Ratt's Stephen Pearcy has kicked off an '80s glam rock Twitter debate on mask-wearing.

Early this morning, the "Round and Round" singer posted a Tweet that was empty except for the hashtag #UnMaskAmerica. His message quickly drew critiques from Sebastian Bach and Cinderella's Fred Coury, but also earned the public support of the Bulletboys.

Former Skid Row singer Bach responded with his own hashtag, #PUTAFUCKINGMASKON, and Cinderella drummer Coury sarcastically asked if Pearcy's account was hacked, in a response that included a mask-wearing emoji. The Bulletboys were far more receptive, responding to Pearcy's tweet with emojis of agreement and another popular hashtag, #lionsnotsheep.

Later in the day, Pearcy humorously expanded on the theme, posting a photo of himself in a shiny, face-covering silver helmet. "Maybe if we all wear this mask we can all have peace. Or we can wait for the real guys to come down and straighten things out," he wrote, with an emoji that indicated he was talking about aliens. This didn't amuse Bach in the slightest. "Dude this shit is actually not funny," he responded. "Please stop embarrassing yourself and all of rock and roll."

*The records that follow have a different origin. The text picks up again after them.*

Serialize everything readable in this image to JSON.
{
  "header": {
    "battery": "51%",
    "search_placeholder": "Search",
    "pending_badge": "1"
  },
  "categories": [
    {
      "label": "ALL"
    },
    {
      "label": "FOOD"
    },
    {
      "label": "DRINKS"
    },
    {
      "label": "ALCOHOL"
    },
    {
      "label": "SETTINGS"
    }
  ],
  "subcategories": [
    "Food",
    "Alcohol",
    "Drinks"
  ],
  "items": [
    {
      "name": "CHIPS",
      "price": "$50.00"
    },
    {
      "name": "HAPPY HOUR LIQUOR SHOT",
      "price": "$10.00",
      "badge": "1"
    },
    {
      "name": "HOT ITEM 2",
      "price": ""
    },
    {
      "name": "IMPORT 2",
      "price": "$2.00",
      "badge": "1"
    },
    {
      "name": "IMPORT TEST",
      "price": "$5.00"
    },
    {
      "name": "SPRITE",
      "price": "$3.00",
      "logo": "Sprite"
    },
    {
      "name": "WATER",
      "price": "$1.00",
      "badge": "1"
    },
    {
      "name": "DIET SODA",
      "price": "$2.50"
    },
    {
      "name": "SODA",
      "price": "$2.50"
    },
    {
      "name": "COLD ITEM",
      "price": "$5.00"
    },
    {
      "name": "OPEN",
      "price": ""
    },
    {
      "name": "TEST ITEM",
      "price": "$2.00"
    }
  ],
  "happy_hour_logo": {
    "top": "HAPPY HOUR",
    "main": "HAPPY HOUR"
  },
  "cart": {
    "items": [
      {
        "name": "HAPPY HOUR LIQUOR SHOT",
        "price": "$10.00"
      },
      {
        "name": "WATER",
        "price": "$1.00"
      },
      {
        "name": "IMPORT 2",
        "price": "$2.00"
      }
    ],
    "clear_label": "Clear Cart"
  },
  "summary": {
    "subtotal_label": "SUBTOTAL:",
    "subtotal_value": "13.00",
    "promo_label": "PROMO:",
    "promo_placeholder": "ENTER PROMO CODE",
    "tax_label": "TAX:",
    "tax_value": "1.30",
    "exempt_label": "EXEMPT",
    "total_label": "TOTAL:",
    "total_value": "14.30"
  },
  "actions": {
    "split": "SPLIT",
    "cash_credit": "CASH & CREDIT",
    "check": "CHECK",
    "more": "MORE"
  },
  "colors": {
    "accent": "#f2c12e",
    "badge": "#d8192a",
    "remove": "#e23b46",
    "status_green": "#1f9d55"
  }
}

As many states suffer dramatic increases in the number of people infected by and dying from the COVID-19 virus, health experts and many government officials have been strongly advocating for or even requiring people to cover their face with cloth masks while in public. They point out out that it greatly reduces the risk of the virus being spread, but some opponents feel these mandates are a violation of personal freedom, and fear that it could lead to other health problems.

However, some of the most prominent opponents to mask-wearing have changed their tune in recent days. Even President Donald Trump, who was criticized for touring a mask factory without wearing a mask, declared himself "all for masks" yesterday, stating that he was pleased with the results of a recent fitting: "I sort of liked the way I looked."